A data‐driven approach for simulating the energy performance of closed‐loop hydronic heating systems

Water supplies in closed-loop hydronic heating systems might contain varying amounts of impurities which can affect system’s energy performance. Additionally, these systems are often poorly maintained, resulting in degraded performance due to problems like corrosion. Traditional first-principle models used to simulate the energy performance of such systems inherently do not account for such problems. This study aims to develop a data-driven model to predict the impact of low-quality water supplies on the energy performance of closed-loop hydronic heating systems.
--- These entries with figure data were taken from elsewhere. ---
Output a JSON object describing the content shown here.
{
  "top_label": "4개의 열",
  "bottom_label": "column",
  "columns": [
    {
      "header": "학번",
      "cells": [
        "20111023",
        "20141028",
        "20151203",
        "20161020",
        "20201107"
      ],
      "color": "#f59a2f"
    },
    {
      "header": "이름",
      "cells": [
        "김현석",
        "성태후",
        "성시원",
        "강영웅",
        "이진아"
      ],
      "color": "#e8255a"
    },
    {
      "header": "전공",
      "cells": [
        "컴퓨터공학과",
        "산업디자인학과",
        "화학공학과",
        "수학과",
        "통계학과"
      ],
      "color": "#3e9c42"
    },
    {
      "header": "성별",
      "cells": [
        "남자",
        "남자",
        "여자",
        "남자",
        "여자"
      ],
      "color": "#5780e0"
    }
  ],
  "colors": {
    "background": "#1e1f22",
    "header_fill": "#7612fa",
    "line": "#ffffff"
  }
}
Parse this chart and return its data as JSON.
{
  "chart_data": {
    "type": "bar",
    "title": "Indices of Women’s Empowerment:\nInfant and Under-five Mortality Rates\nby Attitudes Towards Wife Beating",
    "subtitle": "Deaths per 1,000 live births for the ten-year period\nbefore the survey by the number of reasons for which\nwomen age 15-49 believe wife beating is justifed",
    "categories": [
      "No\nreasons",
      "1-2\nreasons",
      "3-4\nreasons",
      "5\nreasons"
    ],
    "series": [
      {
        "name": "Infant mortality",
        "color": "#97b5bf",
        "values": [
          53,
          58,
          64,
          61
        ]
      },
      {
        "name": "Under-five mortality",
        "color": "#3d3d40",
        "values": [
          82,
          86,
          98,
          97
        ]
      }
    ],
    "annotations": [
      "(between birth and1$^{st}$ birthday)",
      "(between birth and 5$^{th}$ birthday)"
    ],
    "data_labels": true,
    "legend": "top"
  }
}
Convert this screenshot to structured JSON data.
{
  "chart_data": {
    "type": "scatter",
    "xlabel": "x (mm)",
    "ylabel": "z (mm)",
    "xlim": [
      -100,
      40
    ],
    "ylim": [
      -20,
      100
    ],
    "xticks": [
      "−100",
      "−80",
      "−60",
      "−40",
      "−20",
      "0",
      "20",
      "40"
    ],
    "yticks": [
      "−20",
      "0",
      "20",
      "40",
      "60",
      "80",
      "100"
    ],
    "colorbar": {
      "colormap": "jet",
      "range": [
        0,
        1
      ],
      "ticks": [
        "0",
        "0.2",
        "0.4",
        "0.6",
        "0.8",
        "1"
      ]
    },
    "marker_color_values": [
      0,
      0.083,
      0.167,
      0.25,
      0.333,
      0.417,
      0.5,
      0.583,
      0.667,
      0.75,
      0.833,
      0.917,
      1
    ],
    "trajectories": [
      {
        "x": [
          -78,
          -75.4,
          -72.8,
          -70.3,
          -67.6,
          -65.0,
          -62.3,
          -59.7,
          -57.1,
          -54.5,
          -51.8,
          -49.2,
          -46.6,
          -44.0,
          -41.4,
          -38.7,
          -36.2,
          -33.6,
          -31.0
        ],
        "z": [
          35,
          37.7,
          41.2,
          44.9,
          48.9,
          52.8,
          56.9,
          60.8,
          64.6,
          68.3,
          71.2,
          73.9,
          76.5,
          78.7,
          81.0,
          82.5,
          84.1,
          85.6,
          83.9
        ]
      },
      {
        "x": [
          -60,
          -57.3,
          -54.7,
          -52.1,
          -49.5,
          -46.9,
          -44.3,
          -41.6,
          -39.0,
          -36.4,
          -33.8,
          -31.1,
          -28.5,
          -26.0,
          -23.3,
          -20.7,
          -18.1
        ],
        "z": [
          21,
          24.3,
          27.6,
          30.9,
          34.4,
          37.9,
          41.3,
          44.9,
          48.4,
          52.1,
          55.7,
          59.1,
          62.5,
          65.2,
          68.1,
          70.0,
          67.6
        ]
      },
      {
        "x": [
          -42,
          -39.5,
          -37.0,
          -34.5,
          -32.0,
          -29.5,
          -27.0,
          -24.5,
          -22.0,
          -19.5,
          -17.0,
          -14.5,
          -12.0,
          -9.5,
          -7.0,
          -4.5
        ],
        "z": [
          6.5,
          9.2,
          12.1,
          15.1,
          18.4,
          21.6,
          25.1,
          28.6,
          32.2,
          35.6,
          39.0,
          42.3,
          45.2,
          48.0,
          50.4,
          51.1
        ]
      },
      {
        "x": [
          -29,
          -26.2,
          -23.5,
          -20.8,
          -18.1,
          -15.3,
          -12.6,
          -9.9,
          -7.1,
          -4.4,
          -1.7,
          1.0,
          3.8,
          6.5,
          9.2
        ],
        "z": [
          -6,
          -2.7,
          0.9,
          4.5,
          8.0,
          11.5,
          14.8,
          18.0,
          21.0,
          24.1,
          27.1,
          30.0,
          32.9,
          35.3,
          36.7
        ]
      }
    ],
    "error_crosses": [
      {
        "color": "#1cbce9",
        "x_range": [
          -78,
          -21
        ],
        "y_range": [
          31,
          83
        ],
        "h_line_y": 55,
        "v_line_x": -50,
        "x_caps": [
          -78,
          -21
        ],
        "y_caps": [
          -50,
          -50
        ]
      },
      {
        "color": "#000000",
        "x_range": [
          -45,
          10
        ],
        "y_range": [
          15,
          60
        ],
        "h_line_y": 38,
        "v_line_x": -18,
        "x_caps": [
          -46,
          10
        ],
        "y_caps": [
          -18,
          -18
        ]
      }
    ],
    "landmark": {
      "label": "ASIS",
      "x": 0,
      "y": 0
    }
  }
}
Controlled experiments in dedicated testing facilities were conducted to collect energy-performance-related data to train four different ML models. For this purpose, an experimental rig was installed in a laboratorial facility to replicate the operation of a closed-loop hydronic heating system and control the parameters that influence its energy performance. The data retrieved were used to train an Artificial Neural Network (ANN), a Random Forest (RF), a Gradient Boosting Machine (GBM), and a Support Vector Machine (SVM) model to benchmark their predictive accuracies.

The RF model demonstrates the lowest errors in predictions with an MSE of 0.65 and 2.36 in the training and validation sets, respectively, followed closely by the ANN with a training MSE of 1.64 and a validation MSE of 2.62. The ANN showed more balanced performance across the training, validation, and testing sets, suggesting better generalization capabilities.